Filter top K edges also based on the count of shared peaks (and not only cosine)
Is your feature request related to a problem? Please describe. My feature request is not related to any problem, just a suggestion
Describe the solution you'd like I would like to be able to:
- Sort the edges by the descending order of matched peaks just as for cosine scores
- Eventually, filter the top K based on this order, or a mix of this order and the order given by the cosine scores
Given this original table:
| source | target | cosine | shared peaks |
|---|---|---|---|
| 1 | 2 | 0.90 | 6 |
| 1 | 3 | 0.89 | 97 |
| 1 | 4 | 0.88 | 8 |
| 1 | 5 | 0.87 | 9 |
| 1 | 6 | 0.86 | 10 |
| 1 | 7 | 0.85 | 7 |
| 1 | 8 | 0.84 | 110 |
| 1 | 9 | 0.83 | 100 |
The currently resulting filtered table is (for a top K = 5, min cosine = 0.6, min shared peaks = 0.6):
| source | target | cosine | shared peaks |
|---|---|---|---|
| 1 | 2 | 0.90 | 6 |
| 1 | 3 | 0.89 | 97 |
| 1 | 4 | 0.88 | 8 |
| 1 | 5 | 0.87 | 10 |
| 1 | 6 | 0.86 | 9 |
What I would like to have is (weights can discussed)

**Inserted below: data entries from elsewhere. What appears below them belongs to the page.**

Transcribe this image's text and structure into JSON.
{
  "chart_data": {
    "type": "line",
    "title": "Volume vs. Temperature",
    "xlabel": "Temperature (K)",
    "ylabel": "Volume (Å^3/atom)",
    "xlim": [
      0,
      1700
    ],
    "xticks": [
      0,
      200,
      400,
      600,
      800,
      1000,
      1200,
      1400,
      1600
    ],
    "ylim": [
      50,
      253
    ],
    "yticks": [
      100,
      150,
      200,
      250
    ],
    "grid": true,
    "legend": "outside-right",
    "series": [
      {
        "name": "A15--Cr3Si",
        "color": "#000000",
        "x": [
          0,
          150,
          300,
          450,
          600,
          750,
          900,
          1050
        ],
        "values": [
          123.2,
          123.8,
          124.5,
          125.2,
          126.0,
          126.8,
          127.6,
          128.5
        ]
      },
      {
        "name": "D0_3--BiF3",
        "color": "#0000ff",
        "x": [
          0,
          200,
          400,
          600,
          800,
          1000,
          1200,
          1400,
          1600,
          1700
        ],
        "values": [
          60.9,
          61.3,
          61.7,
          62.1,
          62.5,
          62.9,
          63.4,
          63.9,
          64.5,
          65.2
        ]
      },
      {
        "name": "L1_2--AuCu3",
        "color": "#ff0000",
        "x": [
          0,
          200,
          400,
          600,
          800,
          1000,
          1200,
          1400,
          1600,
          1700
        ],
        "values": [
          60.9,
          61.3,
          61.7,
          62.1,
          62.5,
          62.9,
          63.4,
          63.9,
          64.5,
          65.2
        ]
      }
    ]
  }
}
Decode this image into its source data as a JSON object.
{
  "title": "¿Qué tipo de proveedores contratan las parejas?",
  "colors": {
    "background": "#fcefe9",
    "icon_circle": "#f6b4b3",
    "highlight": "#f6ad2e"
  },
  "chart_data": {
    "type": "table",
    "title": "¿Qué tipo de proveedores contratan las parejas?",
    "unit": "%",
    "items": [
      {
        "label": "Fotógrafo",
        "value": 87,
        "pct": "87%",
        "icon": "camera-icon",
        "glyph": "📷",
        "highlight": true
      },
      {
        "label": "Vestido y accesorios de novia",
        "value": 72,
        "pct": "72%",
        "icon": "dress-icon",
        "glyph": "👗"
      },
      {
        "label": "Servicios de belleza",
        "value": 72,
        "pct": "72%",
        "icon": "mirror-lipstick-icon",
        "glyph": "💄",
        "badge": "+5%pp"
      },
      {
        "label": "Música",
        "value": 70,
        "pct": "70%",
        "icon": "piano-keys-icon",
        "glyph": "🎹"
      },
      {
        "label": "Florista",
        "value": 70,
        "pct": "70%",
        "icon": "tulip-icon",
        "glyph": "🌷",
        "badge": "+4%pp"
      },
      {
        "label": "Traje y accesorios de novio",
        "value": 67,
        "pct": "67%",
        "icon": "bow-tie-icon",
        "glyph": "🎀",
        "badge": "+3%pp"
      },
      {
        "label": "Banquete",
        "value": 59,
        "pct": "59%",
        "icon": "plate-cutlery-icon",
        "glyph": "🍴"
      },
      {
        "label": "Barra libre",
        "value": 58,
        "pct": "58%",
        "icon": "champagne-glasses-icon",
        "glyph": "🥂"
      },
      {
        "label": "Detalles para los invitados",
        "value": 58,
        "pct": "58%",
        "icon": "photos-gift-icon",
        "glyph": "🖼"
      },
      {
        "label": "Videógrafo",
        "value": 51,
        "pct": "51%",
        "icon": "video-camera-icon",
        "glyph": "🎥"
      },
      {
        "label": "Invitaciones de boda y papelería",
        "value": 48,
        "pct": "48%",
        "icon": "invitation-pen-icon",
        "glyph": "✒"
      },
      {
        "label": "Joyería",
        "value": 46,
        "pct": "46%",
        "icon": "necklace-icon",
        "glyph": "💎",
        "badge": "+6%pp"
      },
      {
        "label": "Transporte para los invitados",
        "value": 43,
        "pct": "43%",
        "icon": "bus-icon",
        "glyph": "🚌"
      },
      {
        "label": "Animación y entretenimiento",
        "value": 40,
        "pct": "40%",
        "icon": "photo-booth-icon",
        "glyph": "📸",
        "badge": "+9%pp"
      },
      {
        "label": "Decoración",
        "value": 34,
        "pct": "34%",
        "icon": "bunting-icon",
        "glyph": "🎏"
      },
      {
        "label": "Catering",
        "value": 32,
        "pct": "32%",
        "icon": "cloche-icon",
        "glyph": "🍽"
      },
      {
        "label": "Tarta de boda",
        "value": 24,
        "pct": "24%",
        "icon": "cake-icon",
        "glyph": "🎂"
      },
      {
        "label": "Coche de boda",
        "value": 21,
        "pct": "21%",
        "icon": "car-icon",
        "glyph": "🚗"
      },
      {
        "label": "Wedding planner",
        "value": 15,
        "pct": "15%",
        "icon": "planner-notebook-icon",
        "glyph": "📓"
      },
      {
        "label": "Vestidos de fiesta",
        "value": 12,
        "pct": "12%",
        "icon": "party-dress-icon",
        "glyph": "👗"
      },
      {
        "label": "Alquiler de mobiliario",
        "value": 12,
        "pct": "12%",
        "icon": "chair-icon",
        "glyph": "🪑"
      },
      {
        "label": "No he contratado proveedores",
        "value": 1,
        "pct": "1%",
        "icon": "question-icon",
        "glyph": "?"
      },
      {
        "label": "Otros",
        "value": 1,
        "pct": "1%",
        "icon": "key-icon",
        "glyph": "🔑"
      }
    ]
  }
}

| source | target | cosine | shared peaks | rank cosine | rank shared peaks | final rank (here 50:50) |
|---|---|---|---|---|---|---|
| 1 | 2 | 0.90 | 6 | 1 | 8 | 3 (sum = 9) |
| 1 | 3 | 0.89 | 97 | 2 | 3 | 1 (sum = 5) |
| 1 | 4 | 0.88 | 8 | 3 | 6 | 3 (sum = 9) |
| 1 | 5 | 0.87 | 10 | 4 | 4 | 2 (sum = 8) |
| 1 | 6 | 0.86 | 9 | 5 | 5 | 4 (sum = 10) |
| 1 | 7 | 0.85 | 7 | 6 | 7 | 5 (sum = 13) |
| 1 | 8 | 0.84 | 110 | 7 | 1 | 2 (sum = 8) |
| 1 | 9 | 0.83 | 100 | 8 | 2 | 4 (sum = 10) |
resulting finally in the following filtered table:
| source | target | cosine | shared peaks | rank cosine | rank shared peaks | final rank (here 50:50) |
|---|---|---|---|---|---|---|
| 1 | 3 | 0.89 | 97 | 2 | 3 | 1 (sum = 5) |
| 1 | 5 | 0.87 | 10 | 4 | 4 | 2 (sum = 8) |
| 1 | 8 | 0.84 | 110 | 7 | 1 | 2 (sum = 8) |
| 1 | 2 | 0.90 | 6 | 1 | 8 | 3 (sum = 9) |
| 1 | 4 | 0.88 | 8 | 3 | 6 | 3 (sum = 9) |
Hope this makes sense, happy to elaborate if needed! 😊
Additional context Code that would need to be modified is https://github.com/mwang87/GNPS_sharedcode/blob/8283c5ce154eda266b4e5fce8747845fa0314d08/molecular_network_filtering_library.py#L383
I think the goal here is to create some normalized score that has some idea of equal reliability. This has a lot of parallels to this:
https://pubs.acs.org/doi/10.1021/pr400230p
We've done some work to find out equivalences in the small molecule space a few years ago, maybe this is a good collaboration we can publish together on.